In 1989 he helped found the Socialist Workers’ Federation (Sano-mang). In 1992 he was charged under South Korea’s National Security Law, initially receiving a life sentence; the Supreme Court later reduced this to 15 years, and he served six years and four months before being released in 1999 under a special pardon issued during the Kim Dae-jung administration.
After his release, Baek studied abroad, earning both a master’s and a doctoral degree in international human rights law in the United States. Since 2011 he has taught at the University of Hawaii’s law school.
Baek has also pursued international human rights work, serving on the United Nations Human Rights Council Working Group on Enforced or Involuntary Disappearances since 2015 and as its chair in 2020.
In domestic politics, he chaired the International Standards Judicial Justice Realization Committee under the Democratic Party’s campaign apparatus during the last presidential cycle.
Observers say Baek’s background diverges from the typical OECD ambassador profile, underscoring a broader, politics- and law-focused approach to international governance.
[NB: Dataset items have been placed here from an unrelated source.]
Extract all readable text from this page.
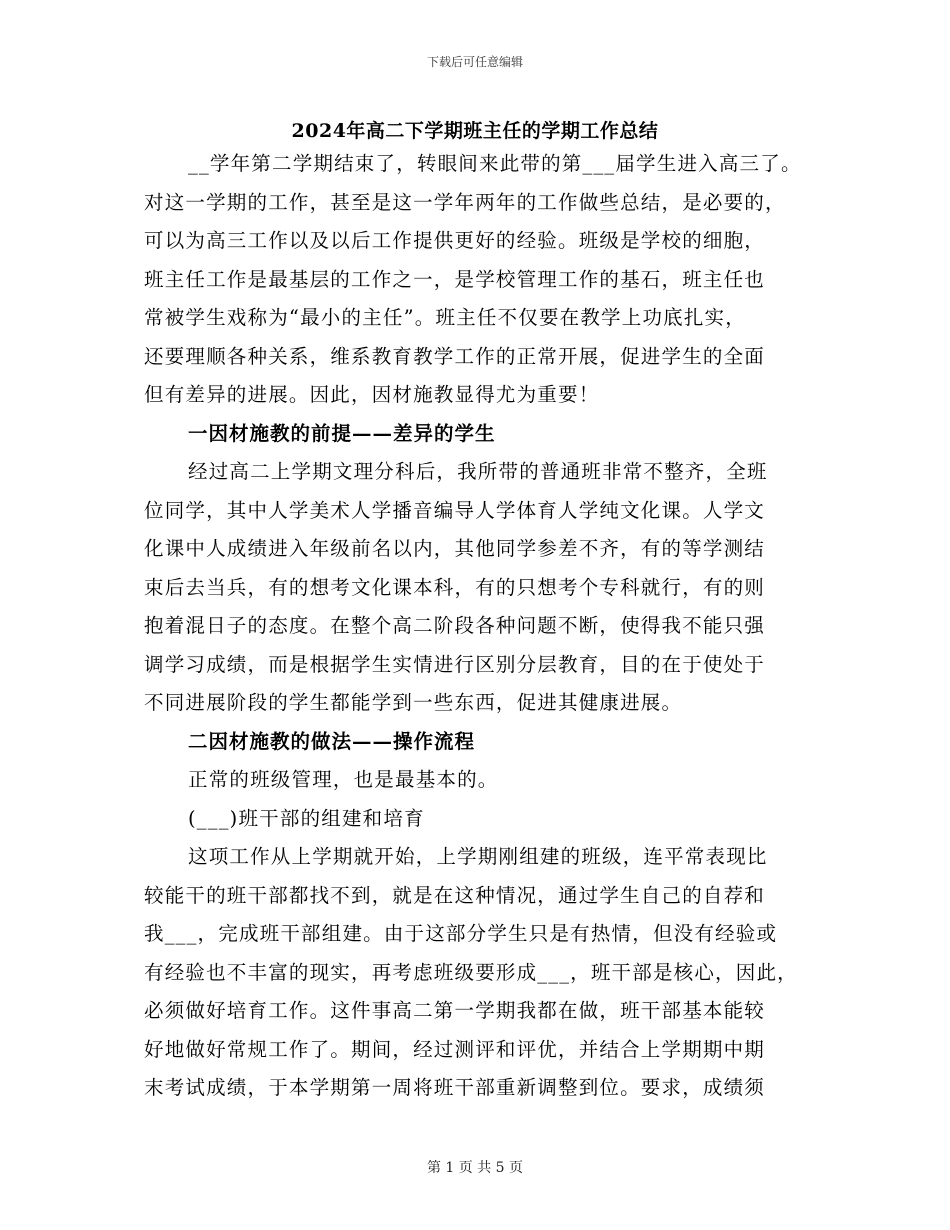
下载后可任意编辑
2024年高二下学期班主任的学期工作总结
__学年第二学期结束了，转眼间来此带的第___届学生进入高三了。
对这一学期的工作，甚至是这一学年两年的工作做些总结，是必要的，
可以为高三工作以及以后工作提供更好的经验。班级是学校的细胞，
班主任工作是最基层的工作之一，是学校管理工作的基石，班主任也
常被学生戏称为“最小的主任”。班主任不仅要在教学上功底扎实，
还要理顺各种关系，维系教育教学工作的正常开展，促进学生的全面
但有差异的进展。因此，因材施教显得尤为重要！
一因材施教的前提——差异的学生
经过高二上学期文理分科后，我所带的普通班非常不整齐，全班
位同学，其中人学美术人学播音编导人学体育人学纯文化课。人学文
化课中人成绩进入年级前名以内，其他同学参差不齐，有的等学测结
束后去当兵，有的想考文化课本科，有的只想考个专科就行，有的则
抱着混日子的态度。在整个高二阶段各种问题不断，使得我不能只强
调学习成绩，而是根据学生实情进行区别分层教育，目的在于使处于
不同进展阶段的学生都能学到一些东西，促进其健康进展。
二因材施教的做法——操作流程
正常的班级管理，也是最基本的。
(___)班干部的组建和培育
这项工作从上学期就开始，上学期刚组建的班级，连平常表现比
较能干的班干部都找不到，就是在这种情况，通过学生自己的自荐和
我___，完成班干部组建。由于这部分学生只是有热情，但没有经验或
有经验也不丰富的现实，再考虑班级要形成___，班干部是核心，因此，
必须做好培育工作。这件事高二第一学期我都在做，班干部基本能较
好地做好常规工作了。期间，经过测评和评优，并结合上学期期中期
末考试成绩，于本学期第一周将班干部重新调整到位。要求，成绩须
第 1 页 共 5 页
By contrast, last year’s appointment of a lawyer who trained at the Judicial Research and Training Institute to a top United Nations post highlighted the government’s pattern of placing politically connected or non-career figures in high-profile diplomatic roles.
The government also announced several other ambassadorial appointments: to Nicaragua, Jo Young-jun, described as a Gangwon Province official handling international relations; to Paraguay, Son Hyek-sang, dean of Kyung Hee University’s Graduate School of Public Administration; to Turkmenistan, Lee Won-jae, a career professor at the National Diplomatic Academy; to Turkey, Bu Seok-jong, a former chief of the Republic of Korea Navy; and to Hungary, Park Cheol-min, a former ambassador to Hungary.
For the United States and global markets, the OECD post matters because the organization coordinates economic policy, digital governance, climate and trade standards, and anti-corruption efforts among major economies. Korea’s representation there can influence policy discussions on supply chains, tech regulation, and multinational standards that affect American firms operating in or with Korea. Baek’s human-rights and international-law background may also shape Korea’s approach to governance and corporate responsibility in economic diplomacy, a topic of growing relevance for U.S. policymakers and investors.